Updated

Alleged drug trafficker, Sandra Avila Beltrán, also known as the “Queen of the Pacific” will not be able to return to the U.S. for a charge in which she was acquitted in Mexico for.

In a separate ruling also made public Tuesday, a Mexican appeals court upheld a judge who acquitted Sandra Avila Beltrán on drug-trafficking, money-laundering and organized-crime charges in December, citing lack of evidence.

Beltrán, who was arrested 2007 and has been held since then, faces an unrelated money-laundering charge.

She remained in prison after her acquittal because of the U.S. extradition request in connection with the 2001 seizure of more than nine tons of U.S.-bound cocaine aboard a fishing vessel in port of Manzanillo on Mexico's west coast.
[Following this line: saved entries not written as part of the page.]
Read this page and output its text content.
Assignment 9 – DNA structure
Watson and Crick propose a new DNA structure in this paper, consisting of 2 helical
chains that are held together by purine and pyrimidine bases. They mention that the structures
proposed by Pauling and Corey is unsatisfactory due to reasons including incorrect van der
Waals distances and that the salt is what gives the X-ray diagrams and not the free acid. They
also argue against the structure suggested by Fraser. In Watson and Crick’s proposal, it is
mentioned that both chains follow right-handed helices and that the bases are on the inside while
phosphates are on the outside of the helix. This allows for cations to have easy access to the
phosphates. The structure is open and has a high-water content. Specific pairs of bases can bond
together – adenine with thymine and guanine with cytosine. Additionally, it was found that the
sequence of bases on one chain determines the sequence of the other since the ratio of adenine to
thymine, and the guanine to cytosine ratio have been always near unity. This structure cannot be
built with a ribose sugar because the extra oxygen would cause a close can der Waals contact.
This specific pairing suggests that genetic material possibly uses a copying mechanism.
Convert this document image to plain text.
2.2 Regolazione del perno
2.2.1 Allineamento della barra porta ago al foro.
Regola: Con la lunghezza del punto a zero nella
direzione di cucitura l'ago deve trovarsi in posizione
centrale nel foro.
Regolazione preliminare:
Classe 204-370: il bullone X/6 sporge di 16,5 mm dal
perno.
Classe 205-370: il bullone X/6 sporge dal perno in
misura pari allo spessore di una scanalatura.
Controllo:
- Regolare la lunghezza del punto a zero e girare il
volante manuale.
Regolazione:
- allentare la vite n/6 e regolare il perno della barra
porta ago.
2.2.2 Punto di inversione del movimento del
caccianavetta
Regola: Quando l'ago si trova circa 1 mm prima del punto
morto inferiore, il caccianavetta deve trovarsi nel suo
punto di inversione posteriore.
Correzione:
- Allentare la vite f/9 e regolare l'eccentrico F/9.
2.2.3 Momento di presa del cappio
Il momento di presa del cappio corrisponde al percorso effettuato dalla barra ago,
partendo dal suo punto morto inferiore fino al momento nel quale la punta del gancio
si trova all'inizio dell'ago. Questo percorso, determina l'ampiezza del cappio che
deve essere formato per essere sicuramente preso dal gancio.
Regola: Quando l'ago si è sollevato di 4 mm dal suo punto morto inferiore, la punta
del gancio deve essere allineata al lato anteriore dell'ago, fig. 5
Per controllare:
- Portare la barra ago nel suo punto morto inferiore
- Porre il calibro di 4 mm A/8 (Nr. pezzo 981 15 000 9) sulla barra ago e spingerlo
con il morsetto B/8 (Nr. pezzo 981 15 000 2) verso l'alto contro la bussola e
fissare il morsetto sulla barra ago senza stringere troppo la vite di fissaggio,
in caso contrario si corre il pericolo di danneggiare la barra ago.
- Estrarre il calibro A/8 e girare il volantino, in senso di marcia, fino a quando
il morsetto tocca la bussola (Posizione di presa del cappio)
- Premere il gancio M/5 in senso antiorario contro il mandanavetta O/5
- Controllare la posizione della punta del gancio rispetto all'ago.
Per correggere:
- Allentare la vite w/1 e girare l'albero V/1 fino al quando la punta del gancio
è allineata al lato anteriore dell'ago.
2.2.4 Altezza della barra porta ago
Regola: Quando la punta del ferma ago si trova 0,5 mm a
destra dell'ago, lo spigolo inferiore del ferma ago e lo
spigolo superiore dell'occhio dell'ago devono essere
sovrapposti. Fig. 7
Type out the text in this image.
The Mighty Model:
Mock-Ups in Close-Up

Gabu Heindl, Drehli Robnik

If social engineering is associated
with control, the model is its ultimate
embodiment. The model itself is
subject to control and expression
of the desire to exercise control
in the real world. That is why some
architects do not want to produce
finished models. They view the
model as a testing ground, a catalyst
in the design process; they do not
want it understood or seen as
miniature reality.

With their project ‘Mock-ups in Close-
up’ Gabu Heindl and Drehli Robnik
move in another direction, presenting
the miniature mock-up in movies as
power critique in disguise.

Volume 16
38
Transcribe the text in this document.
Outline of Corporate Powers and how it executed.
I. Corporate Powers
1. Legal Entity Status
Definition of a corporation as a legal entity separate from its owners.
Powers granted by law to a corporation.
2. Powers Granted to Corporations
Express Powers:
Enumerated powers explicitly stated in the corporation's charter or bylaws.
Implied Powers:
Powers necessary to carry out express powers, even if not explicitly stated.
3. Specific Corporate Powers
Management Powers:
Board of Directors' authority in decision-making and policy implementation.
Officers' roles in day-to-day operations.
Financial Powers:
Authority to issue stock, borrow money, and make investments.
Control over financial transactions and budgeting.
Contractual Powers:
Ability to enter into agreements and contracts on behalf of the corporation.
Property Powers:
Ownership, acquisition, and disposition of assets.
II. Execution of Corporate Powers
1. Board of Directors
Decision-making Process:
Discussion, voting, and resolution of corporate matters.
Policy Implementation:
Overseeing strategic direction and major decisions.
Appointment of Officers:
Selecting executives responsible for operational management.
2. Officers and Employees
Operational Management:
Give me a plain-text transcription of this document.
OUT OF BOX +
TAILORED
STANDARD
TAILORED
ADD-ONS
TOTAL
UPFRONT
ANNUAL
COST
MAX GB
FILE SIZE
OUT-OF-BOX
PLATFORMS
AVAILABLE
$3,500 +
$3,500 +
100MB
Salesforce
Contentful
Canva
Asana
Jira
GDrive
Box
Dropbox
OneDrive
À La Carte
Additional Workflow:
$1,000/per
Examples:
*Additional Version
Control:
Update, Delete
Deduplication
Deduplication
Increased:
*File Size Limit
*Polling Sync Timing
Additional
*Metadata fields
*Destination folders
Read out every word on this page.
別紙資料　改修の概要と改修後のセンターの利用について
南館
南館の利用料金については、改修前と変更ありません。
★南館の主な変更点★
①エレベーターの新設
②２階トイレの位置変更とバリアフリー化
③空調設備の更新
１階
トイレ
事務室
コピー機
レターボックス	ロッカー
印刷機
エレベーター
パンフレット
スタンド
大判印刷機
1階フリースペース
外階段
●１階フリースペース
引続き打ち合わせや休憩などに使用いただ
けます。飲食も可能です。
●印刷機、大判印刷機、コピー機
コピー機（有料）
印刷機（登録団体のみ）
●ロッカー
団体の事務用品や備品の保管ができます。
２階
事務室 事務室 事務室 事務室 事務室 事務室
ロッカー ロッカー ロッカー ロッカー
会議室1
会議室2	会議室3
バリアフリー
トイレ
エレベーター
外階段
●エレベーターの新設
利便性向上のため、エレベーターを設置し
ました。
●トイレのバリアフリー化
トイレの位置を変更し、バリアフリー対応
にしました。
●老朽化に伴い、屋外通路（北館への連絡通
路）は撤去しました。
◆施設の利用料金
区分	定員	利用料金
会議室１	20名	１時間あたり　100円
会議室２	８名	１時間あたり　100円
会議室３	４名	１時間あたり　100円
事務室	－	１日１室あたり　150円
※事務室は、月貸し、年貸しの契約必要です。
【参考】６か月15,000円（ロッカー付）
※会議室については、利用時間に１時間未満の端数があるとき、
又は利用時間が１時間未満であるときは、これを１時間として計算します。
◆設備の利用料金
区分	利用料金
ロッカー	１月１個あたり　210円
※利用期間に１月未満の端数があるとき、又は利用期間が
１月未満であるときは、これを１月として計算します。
The federal court told Mexico's Foreign Ministry that it must refile the extradition request and include new grounds for which she would be prosecuted in the United States.

The U.S. Embassy and Mexican prosecutors had no comment on the rulings announced Tuesday.

At the time of her arrest, prosecutors said Beltrán had spent more than a decade working her way to the top of Mexico's drug trade, seducing several notorious kingpins and uniting Colombian and Mexican gangs.

Beltrán is the niece of Miguel Angel Félix Gallardo, "the godfather" of Mexican drug smuggling who is serving a 40-year sentence in Mexico for drug smuggling and the murder of DEA agent Enrique Camarena in Mexico's western Jalisco state. Another uncle, Juan Jose Quintero Payan, was extradited to the U.S. on drug-trafficking charges.

Prosecutors have said Beltrán's romance with Colombian Juan Diego Espinoza Ramírez, who also was absolved in December, brought together Mexico's powerful Sinaloa cartel with Colombia's Norte del Valle.

Espinoza was extradited to Florida in December 2008 on charges related to the cocaine shipment.

Beltrán has proclaimed her innocence from prison, saying she made her money selling clothes and renting houses.